Ainda por conta da betalaína, o consumo de beterraba auxilia no combate ao envelhecimento precoce das células e reduz o risco de alguns tipos de câncer. “A melhor maneira de consumir a beterraba é crua, pois durante o cozimento, a betalaína é perdida”, conta Georgia Oliveira, nutricionista e porta-voz da Pontual Farmacêutica, no Rio de Janeiro. 

Beterraba para quem treina

O alimento também se destaca por auxiliar na contração muscular durante os exercícios físicos. Ou seja, a beterraba possui em sua composição substâncias que, no organismo, são convertidas em óxido nítrico, que tem um papel importante para o relaxamento e dilatação dos vasos sanguíneos.

"Por isso, atuam na redução da pressão arterial e no bom desempenho na atividade física, pois mais oxigênio e nutrientes irão chegar ao músculo, melhorando o desempenho e recuperação muscular”, esclarece Patricia Davidson, nutricionista do Rio de Janeiro.

Como o vegetal possui a substância betaína, também pode ajudar a desenvolver mais músculos e menos gordura. Comer beterraba estimula os hormônios GH e IGF-1, que são responsáveis por aumentar a produção de proteínas e utilização de glicose e gordura pelo corpo, sendo uma boa estratégia para quem quer ganhar massa magra e perder gordura.

Consumo diário

De acordo com as profissionais, isso varia de acordo com a dieta individual. “Mas, no geral, o consumo ideal seria em torno de 100g da beterraba crua ao dia (o equivalente a 1 xícara de chá), o que representa em torno de 30 kcal e mais de 3g de fibra alimentar”, conta Georgia.

Ultrapassar essa quantidade diariamente pode levar a alguns problemas, como urina e fezes com cor mais escura. Além disso, devemos lembrar que a beterraba é fonte de carboidrato.

"Seu consumo moderado numa salada, no vapor ou até mesmo como coadjuvante de alguma receita é satisfatório. Porém, exagerar na dose, pode aumentar a oferta de carboidratos (energia), o que não é interessante para quem faz controle de peso corporal ou até mesmo para quem é diabético”, comenta Haline.

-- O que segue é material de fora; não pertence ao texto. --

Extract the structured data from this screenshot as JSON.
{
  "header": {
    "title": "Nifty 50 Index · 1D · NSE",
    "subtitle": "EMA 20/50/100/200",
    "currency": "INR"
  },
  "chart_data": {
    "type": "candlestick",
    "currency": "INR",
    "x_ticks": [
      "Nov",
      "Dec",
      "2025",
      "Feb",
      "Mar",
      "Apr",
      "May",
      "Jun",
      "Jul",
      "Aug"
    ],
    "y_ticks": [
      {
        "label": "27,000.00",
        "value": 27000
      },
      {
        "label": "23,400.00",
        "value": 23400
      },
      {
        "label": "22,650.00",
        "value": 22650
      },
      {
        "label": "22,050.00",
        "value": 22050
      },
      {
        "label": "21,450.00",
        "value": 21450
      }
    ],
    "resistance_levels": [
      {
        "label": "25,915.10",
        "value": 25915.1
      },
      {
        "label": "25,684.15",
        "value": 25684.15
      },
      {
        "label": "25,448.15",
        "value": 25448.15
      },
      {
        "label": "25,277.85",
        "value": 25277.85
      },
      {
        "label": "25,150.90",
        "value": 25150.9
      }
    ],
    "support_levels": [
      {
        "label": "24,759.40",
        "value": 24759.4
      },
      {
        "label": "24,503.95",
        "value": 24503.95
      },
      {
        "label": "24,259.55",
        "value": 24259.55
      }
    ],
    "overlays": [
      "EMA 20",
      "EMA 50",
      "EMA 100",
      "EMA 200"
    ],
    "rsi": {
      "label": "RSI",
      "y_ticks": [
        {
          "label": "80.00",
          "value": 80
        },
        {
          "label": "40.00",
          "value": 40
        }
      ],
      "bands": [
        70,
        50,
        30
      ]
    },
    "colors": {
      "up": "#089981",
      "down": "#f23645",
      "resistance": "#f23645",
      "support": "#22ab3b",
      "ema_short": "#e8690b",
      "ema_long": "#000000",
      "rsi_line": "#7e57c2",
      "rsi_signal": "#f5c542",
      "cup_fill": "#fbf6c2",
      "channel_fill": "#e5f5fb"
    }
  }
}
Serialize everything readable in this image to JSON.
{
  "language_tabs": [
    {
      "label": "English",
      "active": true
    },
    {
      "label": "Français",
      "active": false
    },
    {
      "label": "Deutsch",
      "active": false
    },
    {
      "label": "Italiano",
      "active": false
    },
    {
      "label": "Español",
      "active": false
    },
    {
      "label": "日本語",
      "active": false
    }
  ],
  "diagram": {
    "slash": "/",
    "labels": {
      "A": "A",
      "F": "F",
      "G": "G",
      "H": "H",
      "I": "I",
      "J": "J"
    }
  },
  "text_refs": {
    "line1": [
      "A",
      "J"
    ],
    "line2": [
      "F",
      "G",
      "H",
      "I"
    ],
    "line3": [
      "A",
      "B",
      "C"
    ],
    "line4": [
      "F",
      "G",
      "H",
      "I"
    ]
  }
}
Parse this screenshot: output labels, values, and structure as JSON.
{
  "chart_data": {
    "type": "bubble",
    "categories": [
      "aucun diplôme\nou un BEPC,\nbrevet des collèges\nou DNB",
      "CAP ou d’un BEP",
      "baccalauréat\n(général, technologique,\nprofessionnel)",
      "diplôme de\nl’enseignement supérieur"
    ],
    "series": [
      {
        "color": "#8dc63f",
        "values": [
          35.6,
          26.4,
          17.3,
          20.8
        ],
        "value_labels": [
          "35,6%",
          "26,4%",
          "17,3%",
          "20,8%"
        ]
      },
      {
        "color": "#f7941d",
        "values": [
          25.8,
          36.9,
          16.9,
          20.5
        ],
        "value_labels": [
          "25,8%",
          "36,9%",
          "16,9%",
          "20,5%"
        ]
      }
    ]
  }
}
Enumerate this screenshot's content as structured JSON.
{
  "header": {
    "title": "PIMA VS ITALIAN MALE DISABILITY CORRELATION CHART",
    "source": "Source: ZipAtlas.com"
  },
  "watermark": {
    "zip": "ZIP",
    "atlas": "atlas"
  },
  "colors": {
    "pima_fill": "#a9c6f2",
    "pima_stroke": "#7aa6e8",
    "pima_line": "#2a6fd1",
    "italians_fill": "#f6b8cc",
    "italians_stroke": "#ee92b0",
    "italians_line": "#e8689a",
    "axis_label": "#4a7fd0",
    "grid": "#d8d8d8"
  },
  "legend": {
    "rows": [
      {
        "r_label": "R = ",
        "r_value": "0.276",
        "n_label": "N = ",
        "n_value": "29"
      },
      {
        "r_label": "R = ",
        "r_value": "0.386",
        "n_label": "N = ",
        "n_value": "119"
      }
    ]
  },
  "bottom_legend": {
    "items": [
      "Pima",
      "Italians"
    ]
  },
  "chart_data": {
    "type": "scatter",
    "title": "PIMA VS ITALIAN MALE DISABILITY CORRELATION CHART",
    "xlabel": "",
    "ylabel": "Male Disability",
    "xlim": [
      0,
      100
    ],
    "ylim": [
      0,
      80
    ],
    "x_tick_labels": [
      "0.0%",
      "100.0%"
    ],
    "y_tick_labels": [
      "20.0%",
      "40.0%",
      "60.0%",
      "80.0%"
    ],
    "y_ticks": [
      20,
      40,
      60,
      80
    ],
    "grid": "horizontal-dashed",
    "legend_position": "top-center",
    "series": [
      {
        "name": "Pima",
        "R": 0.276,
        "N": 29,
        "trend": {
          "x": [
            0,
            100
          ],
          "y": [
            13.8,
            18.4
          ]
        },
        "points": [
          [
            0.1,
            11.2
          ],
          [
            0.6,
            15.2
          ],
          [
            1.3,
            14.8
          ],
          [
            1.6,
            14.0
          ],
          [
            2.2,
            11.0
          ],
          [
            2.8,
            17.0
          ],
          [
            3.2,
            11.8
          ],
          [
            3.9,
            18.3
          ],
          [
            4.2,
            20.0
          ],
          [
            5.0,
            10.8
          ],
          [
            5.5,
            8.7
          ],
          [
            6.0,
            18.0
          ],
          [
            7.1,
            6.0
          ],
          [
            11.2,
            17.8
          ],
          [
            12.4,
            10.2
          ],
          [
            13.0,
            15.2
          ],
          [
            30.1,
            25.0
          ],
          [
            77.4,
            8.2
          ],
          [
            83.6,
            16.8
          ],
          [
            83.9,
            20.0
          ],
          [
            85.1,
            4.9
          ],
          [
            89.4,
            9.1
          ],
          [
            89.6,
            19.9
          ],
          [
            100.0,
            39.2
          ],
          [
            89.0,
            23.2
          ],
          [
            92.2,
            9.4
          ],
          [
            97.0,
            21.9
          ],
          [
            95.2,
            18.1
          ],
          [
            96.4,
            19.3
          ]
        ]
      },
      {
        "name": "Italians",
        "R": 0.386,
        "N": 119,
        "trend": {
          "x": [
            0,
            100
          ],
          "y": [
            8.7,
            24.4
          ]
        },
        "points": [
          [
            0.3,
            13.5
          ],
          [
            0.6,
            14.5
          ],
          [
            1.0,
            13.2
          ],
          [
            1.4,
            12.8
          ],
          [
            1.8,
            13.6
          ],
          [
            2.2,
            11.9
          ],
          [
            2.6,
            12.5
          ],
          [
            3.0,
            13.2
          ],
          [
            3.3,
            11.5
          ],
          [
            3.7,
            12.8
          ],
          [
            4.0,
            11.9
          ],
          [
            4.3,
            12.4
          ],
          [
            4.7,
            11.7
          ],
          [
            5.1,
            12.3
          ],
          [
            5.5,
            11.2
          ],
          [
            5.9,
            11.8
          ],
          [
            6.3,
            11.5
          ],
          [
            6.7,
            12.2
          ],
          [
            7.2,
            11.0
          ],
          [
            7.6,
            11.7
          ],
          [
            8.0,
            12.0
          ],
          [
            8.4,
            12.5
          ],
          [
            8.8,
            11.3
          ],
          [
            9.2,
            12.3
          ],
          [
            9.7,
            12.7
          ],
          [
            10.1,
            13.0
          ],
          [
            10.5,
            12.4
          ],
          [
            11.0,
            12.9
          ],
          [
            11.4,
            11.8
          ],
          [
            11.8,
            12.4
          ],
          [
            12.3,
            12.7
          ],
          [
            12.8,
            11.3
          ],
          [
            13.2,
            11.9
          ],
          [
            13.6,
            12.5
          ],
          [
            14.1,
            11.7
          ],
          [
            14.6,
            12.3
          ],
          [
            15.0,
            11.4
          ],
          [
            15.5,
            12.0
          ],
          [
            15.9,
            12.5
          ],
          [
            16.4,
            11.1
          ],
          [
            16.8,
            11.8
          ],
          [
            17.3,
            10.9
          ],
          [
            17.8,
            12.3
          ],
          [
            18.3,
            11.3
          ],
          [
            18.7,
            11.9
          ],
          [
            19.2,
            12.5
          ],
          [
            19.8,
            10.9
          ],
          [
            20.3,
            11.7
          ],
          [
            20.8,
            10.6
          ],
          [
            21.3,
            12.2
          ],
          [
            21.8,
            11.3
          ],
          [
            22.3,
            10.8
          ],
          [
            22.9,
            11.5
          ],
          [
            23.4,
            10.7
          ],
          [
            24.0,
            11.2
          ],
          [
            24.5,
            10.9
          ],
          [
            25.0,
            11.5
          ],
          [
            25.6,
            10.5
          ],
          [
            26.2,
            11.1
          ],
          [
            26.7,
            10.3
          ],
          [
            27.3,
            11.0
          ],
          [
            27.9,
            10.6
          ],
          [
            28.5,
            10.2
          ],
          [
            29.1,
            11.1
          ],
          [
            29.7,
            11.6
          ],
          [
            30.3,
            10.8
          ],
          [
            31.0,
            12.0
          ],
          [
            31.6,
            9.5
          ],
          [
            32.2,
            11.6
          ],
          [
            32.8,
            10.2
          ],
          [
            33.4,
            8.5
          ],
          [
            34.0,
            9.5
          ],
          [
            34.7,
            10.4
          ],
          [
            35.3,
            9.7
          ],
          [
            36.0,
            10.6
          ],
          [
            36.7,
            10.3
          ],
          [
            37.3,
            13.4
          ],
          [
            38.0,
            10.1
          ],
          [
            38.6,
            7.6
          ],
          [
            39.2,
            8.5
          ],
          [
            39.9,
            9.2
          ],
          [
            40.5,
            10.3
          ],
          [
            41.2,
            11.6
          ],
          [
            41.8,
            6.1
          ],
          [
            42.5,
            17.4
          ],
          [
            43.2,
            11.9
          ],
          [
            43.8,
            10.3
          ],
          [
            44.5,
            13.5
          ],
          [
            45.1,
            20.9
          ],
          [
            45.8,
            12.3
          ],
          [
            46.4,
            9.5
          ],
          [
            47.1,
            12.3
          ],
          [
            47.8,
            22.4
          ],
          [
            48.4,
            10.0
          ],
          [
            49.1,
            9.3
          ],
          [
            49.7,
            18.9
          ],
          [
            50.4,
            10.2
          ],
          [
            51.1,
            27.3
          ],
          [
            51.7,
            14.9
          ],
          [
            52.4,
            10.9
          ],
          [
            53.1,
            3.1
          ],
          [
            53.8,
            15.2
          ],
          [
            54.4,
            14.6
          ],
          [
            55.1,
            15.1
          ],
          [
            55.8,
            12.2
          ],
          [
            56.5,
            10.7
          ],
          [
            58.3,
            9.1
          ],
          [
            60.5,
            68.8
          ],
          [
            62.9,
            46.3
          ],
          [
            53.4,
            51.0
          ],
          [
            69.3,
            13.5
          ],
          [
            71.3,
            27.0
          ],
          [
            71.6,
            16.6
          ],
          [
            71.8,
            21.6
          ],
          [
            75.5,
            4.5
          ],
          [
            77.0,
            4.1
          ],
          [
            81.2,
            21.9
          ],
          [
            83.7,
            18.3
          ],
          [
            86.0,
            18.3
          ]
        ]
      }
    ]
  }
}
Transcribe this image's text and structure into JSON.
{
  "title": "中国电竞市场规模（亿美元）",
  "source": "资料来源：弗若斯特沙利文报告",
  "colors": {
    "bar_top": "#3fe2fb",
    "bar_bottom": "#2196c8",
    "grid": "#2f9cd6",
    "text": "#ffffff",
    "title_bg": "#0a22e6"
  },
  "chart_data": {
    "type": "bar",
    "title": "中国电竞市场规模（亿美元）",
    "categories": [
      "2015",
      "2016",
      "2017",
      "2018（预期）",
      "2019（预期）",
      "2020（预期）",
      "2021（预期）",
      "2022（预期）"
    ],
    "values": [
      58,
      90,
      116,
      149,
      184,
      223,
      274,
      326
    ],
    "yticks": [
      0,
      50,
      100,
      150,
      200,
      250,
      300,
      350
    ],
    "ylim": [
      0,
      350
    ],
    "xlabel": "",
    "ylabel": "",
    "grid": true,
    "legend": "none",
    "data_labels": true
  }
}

E também por se tratar de uma rica fonte de fibras, o consumo exagerado do vegetal pode causar efeito laxante excessivo.

Contraindicação da beterraba

Mas não é todo mundo que pode ingerir a beterraba sem moderação. Isso porque o vegetal contém uma substância chamada oxalato que, se consumida em excesso, pode piorar o quadro de pedras no rim, para quem já tem o problema.

Também podem haver contraindicações específicas pelos nutrientes que a beterraba contém. Por exemplo, como é uma fonte de potássio, alguns pacientes renais crônicos que necessitam de uma dieta controlada em potássio, podem ter orientação reduzida de consumo do alimento.

E fica o alerta da nutricionista Haline Dalsgaard: “Ao contrário do que muitos acreditam, a beterraba não é um alimento rico em ferro. A quantidade do mineral na beterraba é muito pequena e, por isso, ela não serve para combater a anemia. A parte da beterraba que é rica em ferro é a folha e não a raíz”, finaliza.